The notion of women’s rights does not cross the mind of a character like Emma Bovary, the adulterous protagonist of Gustave Flaubert’s Madame Bovary (1856). Emma is more concerned with romance and luxury than with gender justice. Yet the power to divorce her kindhearted, thickheaded husband in favor of a more suitable mate might have been precisely the tonic required to keep her story from hurtling toward a poisonous disaster.

Like Emma, Anna Karenina of Leo Tolstoy’s Anna Karenina (1877) feels trapped in a loveless marriage: her husband Alexei Alexandrovich is wealthy and socially well-positioned, but his demeanor is cold and his personality dull. Anna, full of sparkling life, finds the warm-blooded Count Vronsky more suited to her taste. Her gender renders her nearly powerless to control the devastating consequences of her adultery; her married brother, on the other hand, faces few major consequences for his own adulterous behavior.

Lest we think only European men wrote novels about the bleak lives of powerless married women, let’s jump across several decades and the Atlantic Ocean.

Edna Pontellier, protagonist of Kate Chopin’s novel The Awakening (1899), is tellingly introduced via her wealthy Creole husband’s gaze on her sunburned body: he appraises her “as one looks at a valuable piece of personal property which has suffered some damage.” It is not long before Edna seeks economic independence and the affection of a man who sees her as a person, not as property. But her chosen partner refuses to run off with her, claiming he loves Edna too much to see her become a ruined woman in Louisiana’s strictly Catholic society.

Clare Bellew of Nella Larsen’s Passing (1929) also flirts with ruin. Her parents were black, but Clare herself is blonde, pale-skinned, and married to a racist white husband. Initially confident that marrying a wealthy white man is her ticket to a better life, Clare comes to believe that any alternative — even the shame and destitution that would surely be her lot — is better than the misery of living in constant fear and loneliness.

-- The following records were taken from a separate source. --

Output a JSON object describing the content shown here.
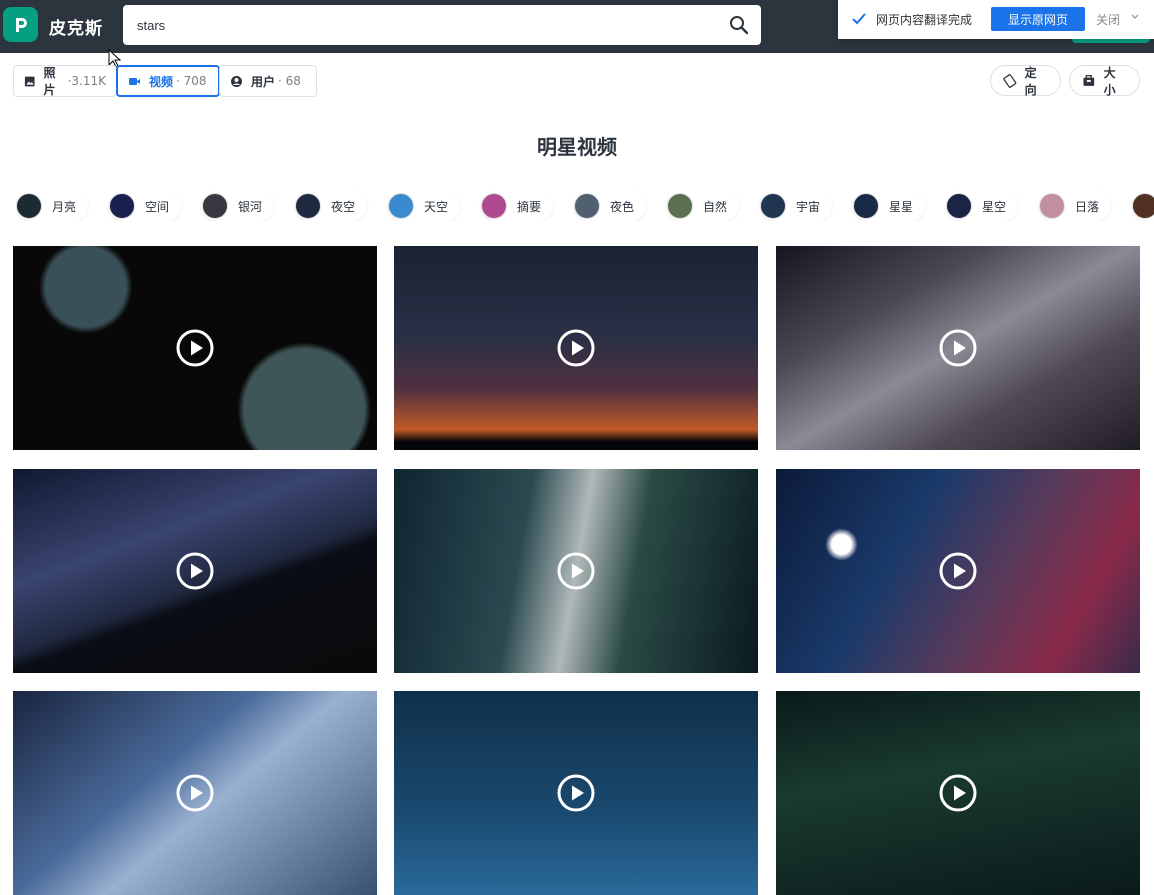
{
  "header": {
    "brand": "皮克斯",
    "search_value": "stars"
  },
  "translate_bar": {
    "message": "网页内容翻译完成",
    "show_original": "显示原网页",
    "close": "关闭"
  },
  "tabs": [
    {
      "label": "照片",
      "count": "·3.11K",
      "icon": "image-icon"
    },
    {
      "label": "视频",
      "count": "· 708",
      "icon": "video-camera-icon"
    },
    {
      "label": "用户",
      "count": "· 68",
      "icon": "user-icon"
    }
  ],
  "filters": {
    "orientation": "定向",
    "size": "大小"
  },
  "page_title": "明星视频",
  "chips": [
    {
      "label": "月亮",
      "color": "#1c2a34"
    },
    {
      "label": "空间",
      "color": "#1a2050"
    },
    {
      "label": "银河",
      "color": "#3a3640"
    },
    {
      "label": "夜空",
      "color": "#1f2a40"
    },
    {
      "label": "天空",
      "color": "#3a8ad0"
    },
    {
      "label": "摘要",
      "color": "#b04a90"
    },
    {
      "label": "夜色",
      "color": "#506070"
    },
    {
      "label": "自然",
      "color": "#5a7050"
    },
    {
      "label": "宇宙",
      "color": "#203550"
    },
    {
      "label": "星星",
      "color": "#182a45"
    },
    {
      "label": "星空",
      "color": "#1a2545"
    },
    {
      "label": "日落",
      "color": "#c090a0"
    },
    {
      "label": "",
      "color": "#503020"
    }
  ],
  "videos": [
    {
      "bg": "radial-gradient(circle at 20% 20%, #3a5058 0 12%, transparent 14%), radial-gradient(circle at 80% 80%, #3e5658 0 18%, transparent 20%), #080808"
    },
    {
      "bg": "linear-gradient(180deg, #1a2235 0%, #2a3045 45%, #503040 70%, #c05a28 90%, #04050a 96%)"
    },
    {
      "bg": "linear-gradient(150deg, #151520 0%, #4a4a55 30%, #8a8a95 50%, #504a55 70%, #201c25 100%)"
    },
    {
      "bg": "linear-gradient(160deg, #101830 0%, #3a4570 35%, #202840 55%, #0a0d15 60%, #0a0a0a 100%)"
    },
    {
      "bg": "linear-gradient(100deg, #102530 0%, #2a4a50 35%, #b0b8b8 50%, #2a4a45 65%, #0a1a20 100%)"
    },
    {
      "bg": "radial-gradient(circle at 18% 37%, #ffffff 0 3%, transparent 5%), linear-gradient(120deg, #0c1a3a 0%, #1a3a6a 35%, #5a3a5a 60%, #8a2a4a 80%, #3a2a4a 100%)"
    },
    {
      "bg": "linear-gradient(140deg, #1a2540 0%, #4a6a9a 40%, #9ab0d0 55%, #3a5070 100%)"
    },
    {
      "bg": "linear-gradient(180deg, #10304a 0%, #1a4a70 60%, #2a6a9a 100%)"
    },
    {
      "bg": "linear-gradient(170deg, #0a1a1a 0%, #1a3a30 40%, #0a1a1a 100%)"
    }
  ]
}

The plots of Bovary, Karenina, Awakening, and Passing are all spurred when Emma, Anna, Edna, and Clare respectively decide that their current marital situation is untenable.  These four characters might identify with different nations, races, and languages, but they have much in common: they are all attractive, all intellectually curious, and all married to men whose financial position ensures that their wives serve primarily as status symbols, rather than as workers or childcare providers in the household economy.

Most importantly, these characters are all ultimately willing to forsake their status and material welfare for a chance at happiness, despite the extreme price that their societies exact for breaking the constraints imposed on women’s bodies.

The novels that contain these desperate women — all of whom are mothers — don’t necessarily approve of their behavior. Each one, in fact, juxtaposes its central fallen woman with a socially obedient (and rather boring) counterpart: the young ingénue Kitty sets off Anna, for example, and the rigid Irene Redfield sets of Clare, reminding her to “think of what would happen to [her daughter] Margery if Mr. Bellew should find out” that Clare is black.

Yet even if this soulful-woman-trapped-in-soulless-marriage genre doesn’t condone adultery, it avoids condemning the very women it creates. These novels suggest that a certain population of women — and not a small one — simply cannot thrive in societies that restrict their bodies while allowing male bodies nearly limitless freedom. When women cannot thrive, families suffer. A miserable mother can do little to promote her children’s welfare; nor can a dead mother.

It’s a lesson worth remembering today, as women are once again fighting to maintain the rights we thought were long recognized and established in law. Oppressed and passionate women have historically made for great literature — but let’s keep them far away from today’s reality.